Dudukan Kepada Pedagang yang Mobiling Dipinggir Pantai Batu Bolong Kini Dihentikan Sementara

  • 26 Oktober 2021
  • 17:55 WITA
  • Badung
  • Dibaca: 1790 Pengunjung
suaradewata

Badung, suaradewata.com - Jro Bendesa Adat Canggu Wayan Suarsana menyebutkan untuk dudukan kepada pedagang yang mobiling di pinggir pantai kini dihentikan sementara. Pasalnya, dudukan kepada pedagang yang mobiling di Pinggir Pantai Batu Bolong akan disinkronkan dengan aturan diatasnya. "Ya pungutan itu sementara dihentikan, karena kita harus sinkronkan minta petunjuk agar dibawah tidak dijadikan bulan bulanan dan harus ada pertemuan untuk dicarikan solusinya," sebut Wayan Suarsana di Kantor Desa Canggu, Selasa, (26/10/2021).

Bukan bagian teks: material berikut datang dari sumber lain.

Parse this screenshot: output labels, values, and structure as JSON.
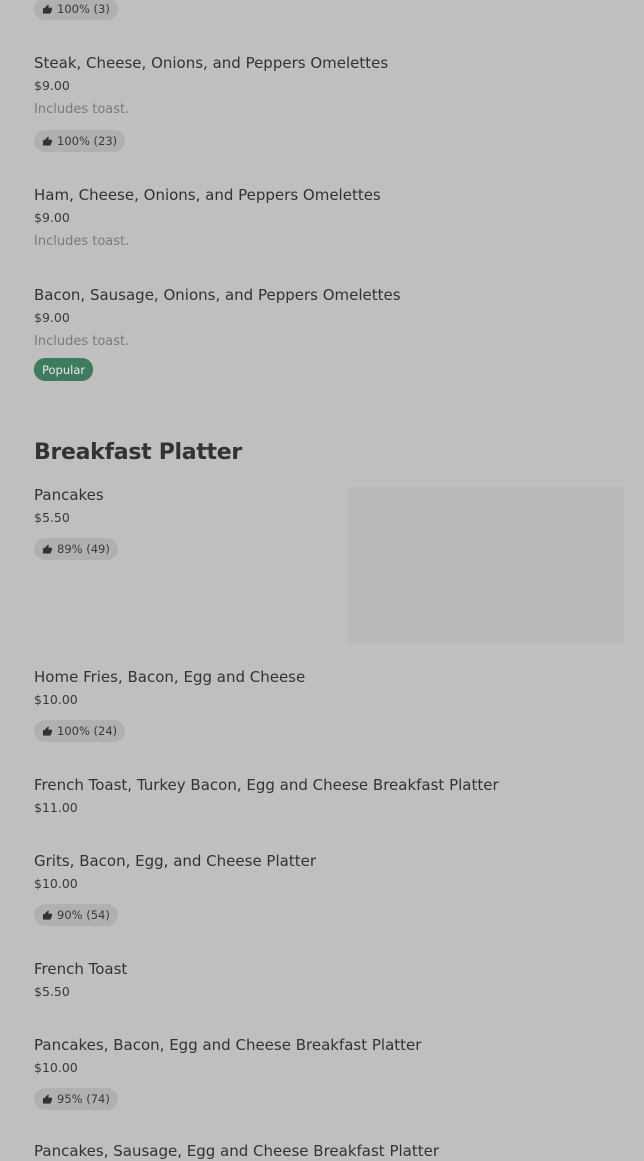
{
  "top_badge": {
    "text": "100% (3)"
  },
  "items_before": [
    {
      "name": "Steak, Cheese, Onions, and Peppers Omelettes",
      "price": "$9.00",
      "desc": "Includes toast.",
      "rating": "100% (23)"
    },
    {
      "name": "Ham, Cheese, Onions, and Peppers Omelettes",
      "price": "$9.00",
      "desc": "Includes toast."
    },
    {
      "name": "Bacon, Sausage, Onions, and Peppers Omelettes",
      "price": "$9.00",
      "desc": "Includes toast.",
      "tag": "Popular"
    }
  ],
  "section": {
    "title": "Breakfast Platter"
  },
  "platter_items": [
    {
      "name": "Pancakes",
      "price": "$5.50",
      "rating": "89% (49)"
    },
    {
      "name": "Home Fries, Bacon, Egg and Cheese",
      "price": "$10.00",
      "rating": "100% (24)"
    },
    {
      "name": "French Toast, Turkey Bacon, Egg and Cheese Breakfast Platter",
      "price": "$11.00"
    },
    {
      "name": "Grits, Bacon, Egg, and Cheese Platter",
      "price": "$10.00",
      "rating": "90% (54)"
    },
    {
      "name": "French Toast",
      "price": "$5.50"
    },
    {
      "name": "Pancakes, Bacon, Egg and Cheese Breakfast Platter",
      "price": "$10.00",
      "rating": "95% (74)"
    },
    {
      "name": "Pancakes, Sausage, Egg and Cheese Breakfast Platter"
    }
  ],
  "icons": {
    "rating": "thumbs-up-icon"
  }
}
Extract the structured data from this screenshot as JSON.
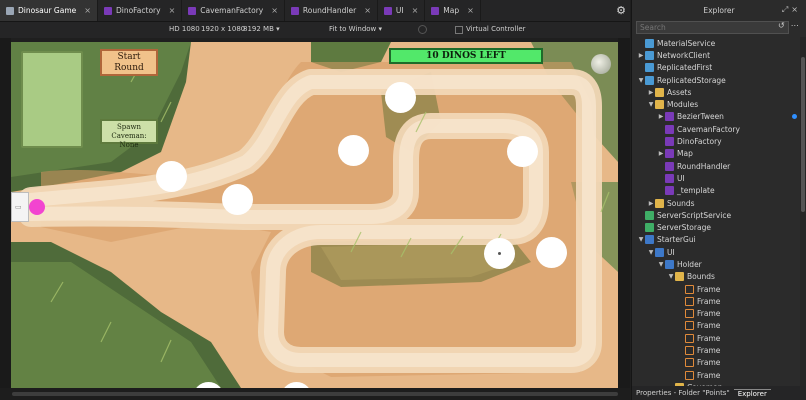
{
  "tabs": [
    {
      "label": "Dinosaur Game",
      "active": true,
      "icon": "place-icon"
    },
    {
      "label": "DinoFactory",
      "active": false,
      "icon": "module-script-icon"
    },
    {
      "label": "CavemanFactory",
      "active": false,
      "icon": "module-script-icon"
    },
    {
      "label": "RoundHandler",
      "active": false,
      "icon": "module-script-icon"
    },
    {
      "label": "UI",
      "active": false,
      "icon": "module-script-icon"
    },
    {
      "label": "Map",
      "active": false,
      "icon": "module-script-icon"
    }
  ],
  "viewport_toolbar": {
    "resolution_label": "HD 1080",
    "resolution_size": "1920 x 1080",
    "memory": "8192 MB",
    "fit_mode": "Fit to Window",
    "virtual_controller": "Virtual Controller"
  },
  "game": {
    "start_round": "Start Round",
    "spawn_caveman": "Spawn Caveman: None",
    "dinos_left": "10 DINOS LEFT"
  },
  "explorer": {
    "title": "Explorer",
    "search_placeholder": "Search",
    "items": [
      {
        "label": "MaterialService",
        "depth": 0,
        "arrow": "",
        "icon": "service"
      },
      {
        "label": "NetworkClient",
        "depth": 0,
        "arrow": "right",
        "icon": "service"
      },
      {
        "label": "ReplicatedFirst",
        "depth": 0,
        "arrow": "",
        "icon": "service"
      },
      {
        "label": "ReplicatedStorage",
        "depth": 0,
        "arrow": "down",
        "icon": "service"
      },
      {
        "label": "Assets",
        "depth": 1,
        "arrow": "right",
        "icon": "folder"
      },
      {
        "label": "Modules",
        "depth": 1,
        "arrow": "down",
        "icon": "folder"
      },
      {
        "label": "BezierTween",
        "depth": 2,
        "arrow": "right",
        "icon": "script",
        "modified": true
      },
      {
        "label": "CavemanFactory",
        "depth": 2,
        "arrow": "",
        "icon": "script"
      },
      {
        "label": "DinoFactory",
        "depth": 2,
        "arrow": "",
        "icon": "script"
      },
      {
        "label": "Map",
        "depth": 2,
        "arrow": "right",
        "icon": "script"
      },
      {
        "label": "RoundHandler",
        "depth": 2,
        "arrow": "",
        "icon": "script"
      },
      {
        "label": "UI",
        "depth": 2,
        "arrow": "",
        "icon": "script"
      },
      {
        "label": "_template",
        "depth": 2,
        "arrow": "",
        "icon": "script"
      },
      {
        "label": "Sounds",
        "depth": 1,
        "arrow": "right",
        "icon": "folder"
      },
      {
        "label": "ServerScriptService",
        "depth": 0,
        "arrow": "",
        "icon": "green"
      },
      {
        "label": "ServerStorage",
        "depth": 0,
        "arrow": "",
        "icon": "green"
      },
      {
        "label": "StarterGui",
        "depth": 0,
        "arrow": "down",
        "icon": "gui"
      },
      {
        "label": "UI",
        "depth": 1,
        "arrow": "down",
        "icon": "gui"
      },
      {
        "label": "Holder",
        "depth": 2,
        "arrow": "down",
        "icon": "gui"
      },
      {
        "label": "Bounds",
        "depth": 3,
        "arrow": "down",
        "icon": "folder"
      },
      {
        "label": "Frame",
        "depth": 4,
        "arrow": "",
        "icon": "frame"
      },
      {
        "label": "Frame",
        "depth": 4,
        "arrow": "",
        "icon": "frame"
      },
      {
        "label": "Frame",
        "depth": 4,
        "arrow": "",
        "icon": "frame"
      },
      {
        "label": "Frame",
        "depth": 4,
        "arrow": "",
        "icon": "frame"
      },
      {
        "label": "Frame",
        "depth": 4,
        "arrow": "",
        "icon": "frame"
      },
      {
        "label": "Frame",
        "depth": 4,
        "arrow": "",
        "icon": "frame"
      },
      {
        "label": "Frame",
        "depth": 4,
        "arrow": "",
        "icon": "frame"
      },
      {
        "label": "Frame",
        "depth": 4,
        "arrow": "",
        "icon": "frame"
      },
      {
        "label": "Caveman",
        "depth": 3,
        "arrow": "",
        "icon": "folder"
      }
    ],
    "footer_properties": "Properties - Folder \"Points\"",
    "footer_explorer": "Explorer"
  },
  "colors": {
    "module_script": "#7a3ab8",
    "folder": "#e0b44a",
    "modified_dot": "#2f8fff",
    "dinos_banner": "#52e86a"
  }
}
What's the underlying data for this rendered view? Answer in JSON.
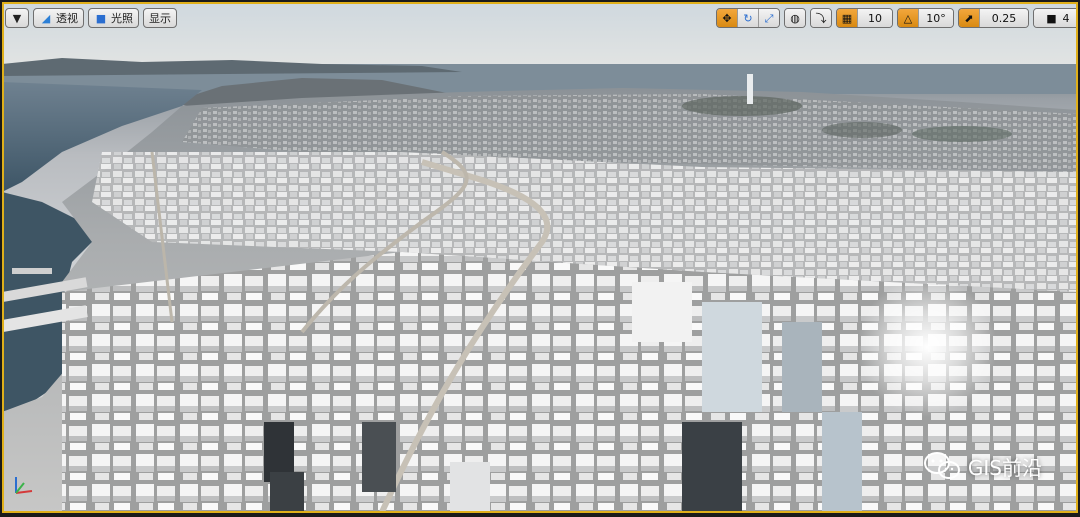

Baca : https://www.suaradewata.com/read/202110240009/bendesa-adat-canggu-akan-menelusuri-setoran-pedagang-100-ribu-ke-desa.html

Jro Bendesa menjelaskan, dudukan atau pungutan tersebut merupakan permintaan dari pedagang acung saat Bendesa Adat lama menjabat. Sehingga dikondisikan dan dibuatkan organisasi untuk di Pantai Batu Bolong agar tidak rancu. Dan dari Desa adat menindaklanjuti mengumpulkan mereka dengan membuatkan kartu untuk pendataan pedagang acung tersebut. 

"Permintaan uang itu karena permintaan dia para pedagang. Sekarang karena itu tidak diperbolehkan siapa yang mengontrol dia berdagang. Kalau ada kejadian siapa yang ngontrol kan gak ada, kalau dari Pemerintah yang ngontrol kan bagus," jelasnya.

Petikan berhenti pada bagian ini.